Ho capito, ma il problema non sono le proibizioni del governo, ma la pandemia che può dilagare negli altri. Quelli che non si vaccinano, diciamocelo chiaro, sono quelli che possono contagiare. Perché per la loro libertà io devo mettere in gioco la mia salute? Ma sono ragionamenti da fare?

Quindi anche intellettuali come Massimo Cacciari, Gianni Vattimo, Giorgio Agamben, tutti contro il Green pass, sono tutti narcisisti?
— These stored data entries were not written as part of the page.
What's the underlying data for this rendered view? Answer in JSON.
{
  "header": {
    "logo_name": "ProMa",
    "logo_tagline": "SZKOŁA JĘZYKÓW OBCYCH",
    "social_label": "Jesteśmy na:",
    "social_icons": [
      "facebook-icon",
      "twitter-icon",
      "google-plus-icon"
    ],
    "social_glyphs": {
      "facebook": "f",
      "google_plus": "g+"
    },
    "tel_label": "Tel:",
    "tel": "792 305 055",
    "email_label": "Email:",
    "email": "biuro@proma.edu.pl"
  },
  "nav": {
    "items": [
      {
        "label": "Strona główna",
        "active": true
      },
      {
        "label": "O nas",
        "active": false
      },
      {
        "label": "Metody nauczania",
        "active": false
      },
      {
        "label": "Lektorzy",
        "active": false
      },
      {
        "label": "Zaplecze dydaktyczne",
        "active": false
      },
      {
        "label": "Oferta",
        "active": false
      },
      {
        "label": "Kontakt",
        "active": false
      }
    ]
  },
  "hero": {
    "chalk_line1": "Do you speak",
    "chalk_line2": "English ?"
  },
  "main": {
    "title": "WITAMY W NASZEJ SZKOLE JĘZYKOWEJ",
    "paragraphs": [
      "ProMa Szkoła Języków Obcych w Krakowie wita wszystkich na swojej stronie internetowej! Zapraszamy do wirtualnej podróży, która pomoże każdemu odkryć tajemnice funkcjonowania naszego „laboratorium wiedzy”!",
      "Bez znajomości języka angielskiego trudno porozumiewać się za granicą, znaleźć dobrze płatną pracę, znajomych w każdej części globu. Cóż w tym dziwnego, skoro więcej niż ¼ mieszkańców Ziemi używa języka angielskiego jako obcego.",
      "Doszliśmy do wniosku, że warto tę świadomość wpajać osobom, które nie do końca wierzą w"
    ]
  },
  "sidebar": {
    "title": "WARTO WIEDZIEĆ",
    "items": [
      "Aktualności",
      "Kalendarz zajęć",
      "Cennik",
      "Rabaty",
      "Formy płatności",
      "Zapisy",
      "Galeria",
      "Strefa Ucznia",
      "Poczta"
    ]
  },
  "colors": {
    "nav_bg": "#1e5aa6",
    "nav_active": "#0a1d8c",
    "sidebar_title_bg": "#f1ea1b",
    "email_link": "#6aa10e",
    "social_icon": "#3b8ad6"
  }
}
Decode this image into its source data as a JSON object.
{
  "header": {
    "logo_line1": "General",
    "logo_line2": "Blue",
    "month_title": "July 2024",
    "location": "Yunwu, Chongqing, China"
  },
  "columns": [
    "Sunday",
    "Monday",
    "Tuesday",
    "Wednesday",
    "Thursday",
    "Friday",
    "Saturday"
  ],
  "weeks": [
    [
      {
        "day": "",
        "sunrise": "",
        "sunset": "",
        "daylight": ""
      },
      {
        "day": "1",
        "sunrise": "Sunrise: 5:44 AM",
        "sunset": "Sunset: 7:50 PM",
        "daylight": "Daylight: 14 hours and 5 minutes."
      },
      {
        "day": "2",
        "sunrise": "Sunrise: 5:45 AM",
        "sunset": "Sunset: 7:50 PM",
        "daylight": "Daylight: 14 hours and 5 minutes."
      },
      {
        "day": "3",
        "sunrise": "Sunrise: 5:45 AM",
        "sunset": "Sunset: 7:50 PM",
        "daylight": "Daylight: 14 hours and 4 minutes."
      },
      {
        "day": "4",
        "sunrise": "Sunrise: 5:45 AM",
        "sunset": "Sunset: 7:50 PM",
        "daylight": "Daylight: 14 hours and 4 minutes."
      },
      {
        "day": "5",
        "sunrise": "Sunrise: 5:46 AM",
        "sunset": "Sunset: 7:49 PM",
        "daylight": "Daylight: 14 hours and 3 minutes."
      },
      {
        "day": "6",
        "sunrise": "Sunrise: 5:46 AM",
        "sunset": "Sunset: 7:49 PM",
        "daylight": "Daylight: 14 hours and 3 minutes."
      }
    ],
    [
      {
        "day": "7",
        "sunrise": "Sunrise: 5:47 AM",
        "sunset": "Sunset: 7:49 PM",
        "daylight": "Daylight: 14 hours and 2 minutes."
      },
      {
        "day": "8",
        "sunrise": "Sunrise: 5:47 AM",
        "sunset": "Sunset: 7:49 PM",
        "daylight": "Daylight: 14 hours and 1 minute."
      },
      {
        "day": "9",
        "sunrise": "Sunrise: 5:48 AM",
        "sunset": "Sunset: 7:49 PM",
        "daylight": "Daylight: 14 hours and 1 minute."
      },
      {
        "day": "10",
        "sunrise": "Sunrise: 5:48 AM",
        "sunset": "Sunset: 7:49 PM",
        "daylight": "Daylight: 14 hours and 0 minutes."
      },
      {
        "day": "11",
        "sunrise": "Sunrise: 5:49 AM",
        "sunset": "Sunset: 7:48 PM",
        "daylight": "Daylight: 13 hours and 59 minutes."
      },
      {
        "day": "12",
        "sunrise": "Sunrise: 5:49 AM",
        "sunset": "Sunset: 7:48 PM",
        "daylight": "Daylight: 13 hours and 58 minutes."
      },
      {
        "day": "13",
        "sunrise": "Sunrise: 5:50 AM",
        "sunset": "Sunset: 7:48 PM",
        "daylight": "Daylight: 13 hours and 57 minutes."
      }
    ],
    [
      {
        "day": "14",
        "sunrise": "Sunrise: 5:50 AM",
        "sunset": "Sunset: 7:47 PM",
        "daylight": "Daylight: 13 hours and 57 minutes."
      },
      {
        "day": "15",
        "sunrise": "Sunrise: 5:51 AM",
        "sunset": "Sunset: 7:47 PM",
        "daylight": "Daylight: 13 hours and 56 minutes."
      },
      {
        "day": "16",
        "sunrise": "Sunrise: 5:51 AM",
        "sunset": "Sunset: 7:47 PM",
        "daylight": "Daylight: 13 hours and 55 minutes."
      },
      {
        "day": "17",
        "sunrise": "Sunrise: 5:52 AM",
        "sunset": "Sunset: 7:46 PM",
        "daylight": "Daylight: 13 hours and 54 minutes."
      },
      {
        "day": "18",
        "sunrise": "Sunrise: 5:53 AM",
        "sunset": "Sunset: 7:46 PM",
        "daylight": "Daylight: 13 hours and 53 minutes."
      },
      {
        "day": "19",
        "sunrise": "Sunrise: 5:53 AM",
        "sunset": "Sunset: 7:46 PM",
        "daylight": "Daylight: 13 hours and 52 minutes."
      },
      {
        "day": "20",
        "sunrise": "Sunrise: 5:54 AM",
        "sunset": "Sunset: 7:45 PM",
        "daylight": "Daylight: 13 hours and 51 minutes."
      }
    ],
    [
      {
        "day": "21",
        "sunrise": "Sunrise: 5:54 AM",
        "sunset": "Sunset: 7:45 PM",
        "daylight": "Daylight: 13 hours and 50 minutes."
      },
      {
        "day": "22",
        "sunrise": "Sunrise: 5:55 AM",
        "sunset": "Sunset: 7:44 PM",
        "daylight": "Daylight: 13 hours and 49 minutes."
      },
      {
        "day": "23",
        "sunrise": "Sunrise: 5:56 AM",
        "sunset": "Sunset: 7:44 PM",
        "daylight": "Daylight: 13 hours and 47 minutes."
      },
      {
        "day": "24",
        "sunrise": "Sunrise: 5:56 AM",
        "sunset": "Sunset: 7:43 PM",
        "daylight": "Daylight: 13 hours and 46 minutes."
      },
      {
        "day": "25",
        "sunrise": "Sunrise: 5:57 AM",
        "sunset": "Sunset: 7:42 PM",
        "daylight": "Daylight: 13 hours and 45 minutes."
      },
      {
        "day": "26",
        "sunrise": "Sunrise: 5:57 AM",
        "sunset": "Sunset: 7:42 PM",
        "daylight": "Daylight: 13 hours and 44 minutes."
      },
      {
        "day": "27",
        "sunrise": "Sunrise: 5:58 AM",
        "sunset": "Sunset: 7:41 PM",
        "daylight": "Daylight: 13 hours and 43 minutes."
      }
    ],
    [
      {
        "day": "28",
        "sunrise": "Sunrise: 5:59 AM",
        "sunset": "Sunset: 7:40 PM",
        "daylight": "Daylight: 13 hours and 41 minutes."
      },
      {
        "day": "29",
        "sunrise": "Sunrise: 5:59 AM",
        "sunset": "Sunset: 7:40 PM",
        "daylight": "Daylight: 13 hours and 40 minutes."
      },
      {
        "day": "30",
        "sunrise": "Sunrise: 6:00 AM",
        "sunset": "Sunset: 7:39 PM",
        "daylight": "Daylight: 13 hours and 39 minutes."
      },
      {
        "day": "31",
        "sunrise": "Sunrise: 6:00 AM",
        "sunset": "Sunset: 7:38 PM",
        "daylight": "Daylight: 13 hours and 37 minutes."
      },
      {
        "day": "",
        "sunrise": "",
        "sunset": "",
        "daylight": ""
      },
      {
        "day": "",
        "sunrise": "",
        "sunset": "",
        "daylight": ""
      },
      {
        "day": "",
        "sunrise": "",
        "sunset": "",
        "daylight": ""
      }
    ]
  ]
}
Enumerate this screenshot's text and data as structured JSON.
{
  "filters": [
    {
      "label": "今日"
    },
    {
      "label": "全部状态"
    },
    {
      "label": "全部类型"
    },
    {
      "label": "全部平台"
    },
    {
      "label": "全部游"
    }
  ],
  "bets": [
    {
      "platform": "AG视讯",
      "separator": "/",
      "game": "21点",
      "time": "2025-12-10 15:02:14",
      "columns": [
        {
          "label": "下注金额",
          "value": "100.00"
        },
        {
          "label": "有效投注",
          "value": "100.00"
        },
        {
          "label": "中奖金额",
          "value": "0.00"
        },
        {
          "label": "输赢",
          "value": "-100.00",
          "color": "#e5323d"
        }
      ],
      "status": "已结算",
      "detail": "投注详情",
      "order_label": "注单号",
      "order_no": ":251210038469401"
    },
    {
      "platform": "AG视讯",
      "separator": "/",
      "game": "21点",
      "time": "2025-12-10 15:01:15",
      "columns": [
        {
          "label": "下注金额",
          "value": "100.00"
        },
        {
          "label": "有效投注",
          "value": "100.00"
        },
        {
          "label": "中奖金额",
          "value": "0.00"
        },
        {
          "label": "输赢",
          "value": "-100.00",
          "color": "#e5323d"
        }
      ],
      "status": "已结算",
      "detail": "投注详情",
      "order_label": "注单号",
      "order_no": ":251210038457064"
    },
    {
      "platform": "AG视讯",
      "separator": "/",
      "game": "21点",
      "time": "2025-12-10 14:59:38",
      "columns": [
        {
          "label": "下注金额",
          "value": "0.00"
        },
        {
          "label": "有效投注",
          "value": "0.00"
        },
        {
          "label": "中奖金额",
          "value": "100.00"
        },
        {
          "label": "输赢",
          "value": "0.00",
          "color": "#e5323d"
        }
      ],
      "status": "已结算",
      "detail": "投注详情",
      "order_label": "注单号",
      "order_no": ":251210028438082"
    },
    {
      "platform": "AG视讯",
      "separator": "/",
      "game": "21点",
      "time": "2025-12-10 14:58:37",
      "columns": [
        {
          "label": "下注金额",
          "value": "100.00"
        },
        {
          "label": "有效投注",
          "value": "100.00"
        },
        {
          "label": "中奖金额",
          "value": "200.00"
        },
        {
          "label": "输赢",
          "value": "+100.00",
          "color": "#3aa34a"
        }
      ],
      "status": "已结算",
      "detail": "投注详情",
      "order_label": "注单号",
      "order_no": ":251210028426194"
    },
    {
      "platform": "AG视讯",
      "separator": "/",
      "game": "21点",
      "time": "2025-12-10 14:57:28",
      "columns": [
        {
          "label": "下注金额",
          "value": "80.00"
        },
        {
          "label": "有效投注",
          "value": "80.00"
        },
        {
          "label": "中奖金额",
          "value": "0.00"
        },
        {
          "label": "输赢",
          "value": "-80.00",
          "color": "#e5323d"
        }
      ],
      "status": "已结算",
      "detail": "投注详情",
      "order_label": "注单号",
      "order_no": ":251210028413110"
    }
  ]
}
Ma sicuramente, non c’è altro senso nel loro comportamento. Mattarella ha parlato chiaro, Draghi anche, persino il Papa… cosa vorrebbero fare loro di diverso per contenere questa pandemia?

18 replies

  1. lui no, certo…son qualcosa di peggio, sapendo che loro saranno comunque a cavallo nella società che si prospetta. avranno studenti svermati, vaccinati, castrati che non muoveranno un’obiezione. come i professori universitari del terzo reich, ai tempi (infausti).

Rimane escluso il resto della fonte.